The doomed English Patient!
“This film has been edited and modified for family viewing.” This message comes up on Zee Studio and Sony Pix at the start of every movie, and this has bothered me for a long time. The futility of the entire exercise was really highlighted when one of these bright-spark channels showed The English Patient suitably modified for the “Indian family”!
Now it must clarified at the outset that watching crass Indian videos that degrade women, stereotype dangerous gender roles, and perpetuate outdated and regressive patriarchal values—something we horrifyingly refer to as “Indian culture”—is perfectly acceptable!
To get back to the film in question, at no level can The English Patient be classified as a “family movie”, no matter how much you tinker with it! Here’s a quick outline [**SPOILERS FOLLOW**]:
Based on Michael Ondaatje’s book by the same name, it is set around the time of World War II. The story is mainly a flashback of the tragic events surrounding the fate of a badly burnt plane crash victim. As he is tended to by a young nurse, Hana (the lovely Juliet Binoche), his memory returns little by little, and we learn that he is Count Laszlo de Almasy (the morosely intense Ralph Fiennes, who quite dazzles as a burnt shell of a man, making us see why he’d go on to make a fine Lord Voldemort), a Hungarian cartographer employed the Royal Geographical Society, mapping the Sahara Desert.
At a time of great political upheaval, Almasy has a passionate affair with Katharine Clifton (Kristin Scott Thomas), wife of one of his English colleages (Colin Firth). The far-reaching consequences of that affair has tragic results for all those involved—some directly and some not.
Interspersed with Almasy’s story in flashback is the tale of the nurse Hana’s (unconvincing) romance with an Indian sapper (Naveen Andrews) in the British Army, and the mysterious David Caravaggio (Willem Dafoe), a Canadian thief with no thumbs. Caravaggio, it is revealed, is after Almasy for revenge for losing his thumbs. In the final scenes of the movie he confronts Almasy, accusing him of being a German spy and of murdering the Cliftons, and tells him how he tracked him down to kill him.
To which the dying man answers: “You cannot kill me. I died many years ago.”
The last pieces of the puzzle fall into place then as Almasy remembers how he had carried the injured Katharine into a cave in the Egyptian desert, then walked three days to get help. But when he stumbled into a British camp and said his name, he was mistaken for a German and arrested. He subsequently escaped, and found that the only people willing to help him were the Germans. He exchanged his maps for fuel and flew the plane left by his partner to go back to Katharine.
But Katharine was already dead when he reached her, and in trying to take her body back, his plane was shot down.
There are some powerful themes in the movie, not the least of which is the concept of boundaries and nationalities. “I had the wrong name,” says Almasy to Caravaggio. And both he and Katharine died because of it. National boundaries and loyalties mean so little in the end, when a desperate man is helped by the “enemy”. And ironically, when a burnt Almasy is brought in, he goes in the records as “English Patient”!

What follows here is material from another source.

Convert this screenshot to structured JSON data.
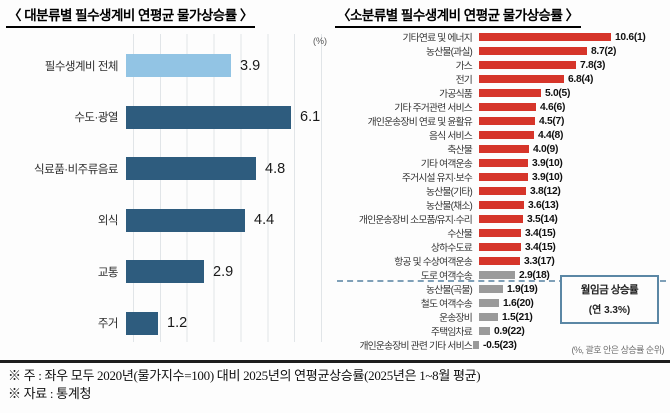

Ownership forms yet another motif. Almasy tells Katharine how he hates “being owned” and she should forget him when she leaves. That annoys her. Later he playfully lays claim to parts of her body. Incidentally, both these scenes were cut away, and it destroyed the message portrayed by the movie. The viewer is left perplexed later when, as Katharine tries to break it off with Almasy, he says, “I want the things that are mine.”
And when she lies dying in the cave, she pens a note for him, saying:
I want all this marked on my body. Where the real countries are. Not boundaries drawn on maps with the names of powerful men. I know someday you will carry me out into the palace of winds. That’s all I’ve wanted, to walk in such a place with you, with friends, an earth without maps.
A moving message in itself, but made many times more moving and powerful if watched in conjunction with the entire movie. In fact, the entire passionate love affair between Almasy and Katharine was chopped out in the TV version. Without being made aware of the intensity of that relationship, the impact of the film was much diminished.
The last thing The English Patient is is a “family” movie. Its message is very adult and the tone very sombre. Just the editing of anything overtly sexual does not make a film like this something to watch over dinner with your children.
Perhaps the people who take decsions on this could do well to dwell upon what exactly they define as “family viewing”. Why is vulgar dances and senseless violence all right, and affection between a loving couple not? I think they have the wrong end of the stick. The whole question of appropriateness was succinctly summed up by ESPN-Star presenter John Dykes many years ago when I interviewed him. I asked him what he felt about his young daughter accessing inappropriate content on the Net, and he replied: “I can deal with pornography. It’s watching violence and thinking that it is all right is what I worry about.”